NASA has driven technological innovation in ways that might surprise you. The space program has delivered innovation everywhere from food safety to materials science to medicine. NASA didn’t get there by luck or sheer intellect. As Carissa Callini, Ryon Stewart, and Jeff Doi of NASA’s Center of Excellence for Collaborative Innovation explain on the latest IdeaScale Nation podcast. it’s a tradition of hard work.
Launching Excellence
Much of the work at NASA is about tiny, tiny details. How to shave a little weight off a battery. How to eliminate parts in a machine to reduce the risk of failure, or how to make a system more intuitive. There are thousands of these little challenges that need to be resolved.

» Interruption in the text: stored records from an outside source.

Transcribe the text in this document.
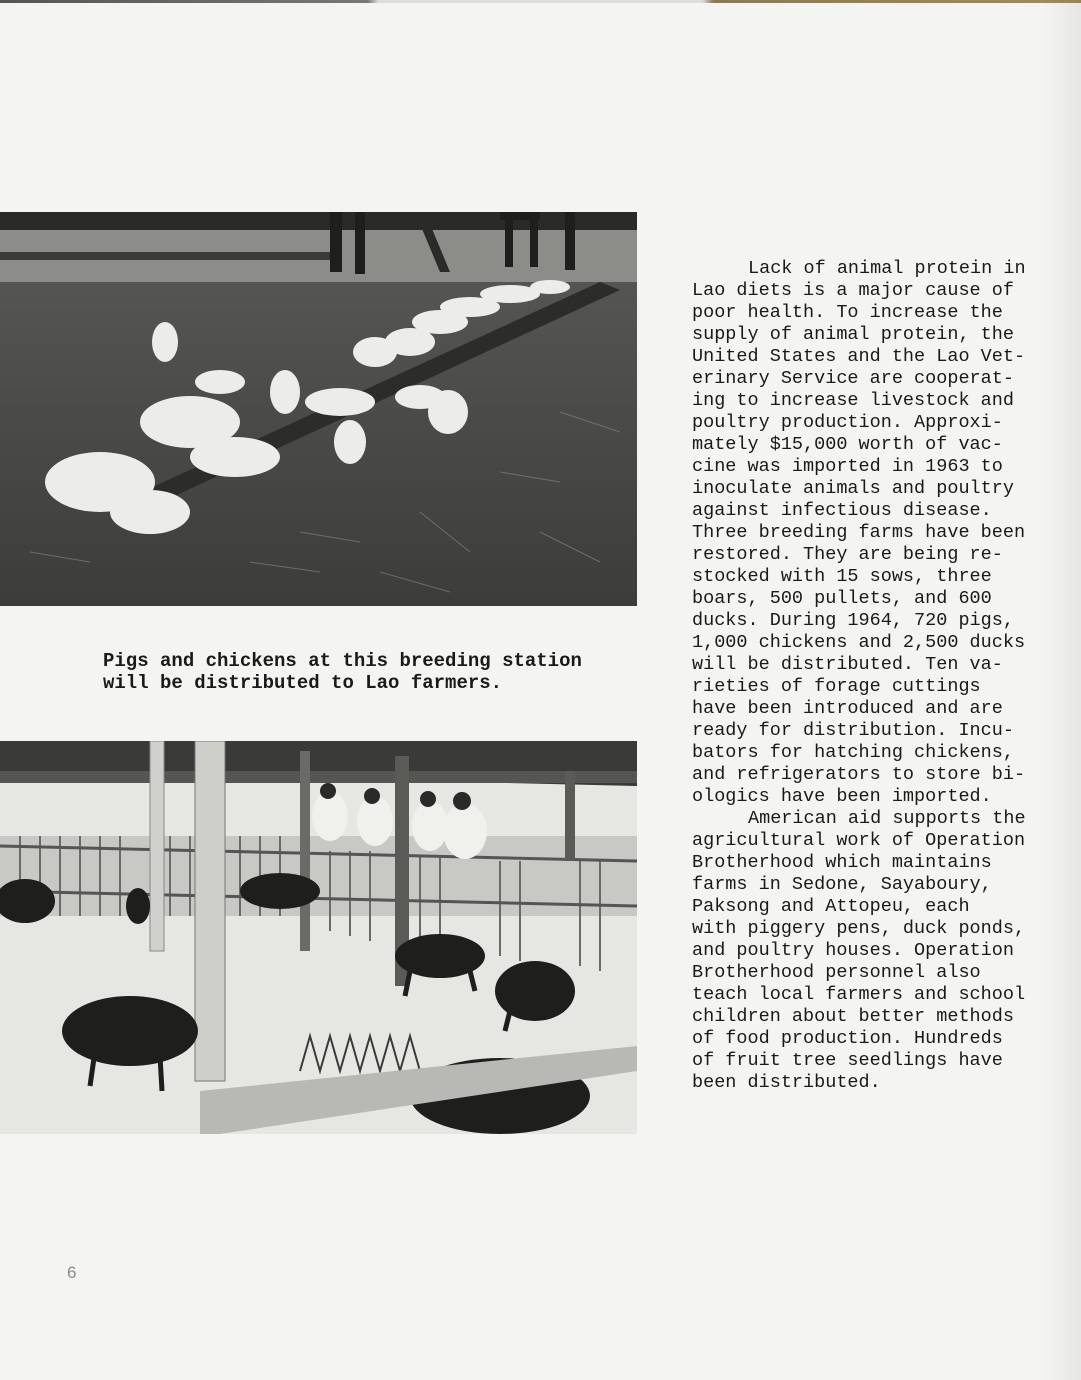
Pigs and chickens at this breeding station
will be distributed to Lao farmers.

Lack of animal protein in
Lao diets is a major cause of
poor health. To increase the
supply of animal protein, the
United States and the Lao Vet-
erinary Service are cooperat-
ing to increase livestock and
poultry production. Approxi-
mately $15,000 worth of vac-
cine was imported in 1963 to
inoculate animals and poultry
against infectious disease.
Three breeding farms have been
restored. They are being re-
stocked with 15 sows, three
boars, 500 pullets, and 600
ducks. During 1964, 720 pigs,
1,000 chickens and 2,500 ducks
will be distributed. Ten va-
rieties of forage cuttings
have been introduced and are
ready for distribution. Incu-
bators for hatching chickens,
and refrigerators to store bi-
ologics have been imported.

American aid supports the
agricultural work of Operation
Brotherhood which maintains
farms in Sedone, Sayaboury,
Paksong and Attopeu, each
with piggery pens, duck ponds,
and poultry houses. Operation
Brotherhood personnel also
teach local farmers and school
children about better methods
of food production. Hundreds
of fruit tree seedlings have
been distributed.

6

“One of the things that all three of us kind of dabble in, in different forms, is challenge coordination. We are Sherpas for our teams and we really guide them through the entire process,” explains Callini, leader of the NASA@WORK program, NASA’s internal crowdsourcing platform. NASA@WORK draws from the many intellectual resources across NASA to come up with novel solutions to problems. She elaborates that challenges and solutions have “to be actionable. So that the challenge owners and the technical teams or non-technical teams can take those solutions and move them forward.”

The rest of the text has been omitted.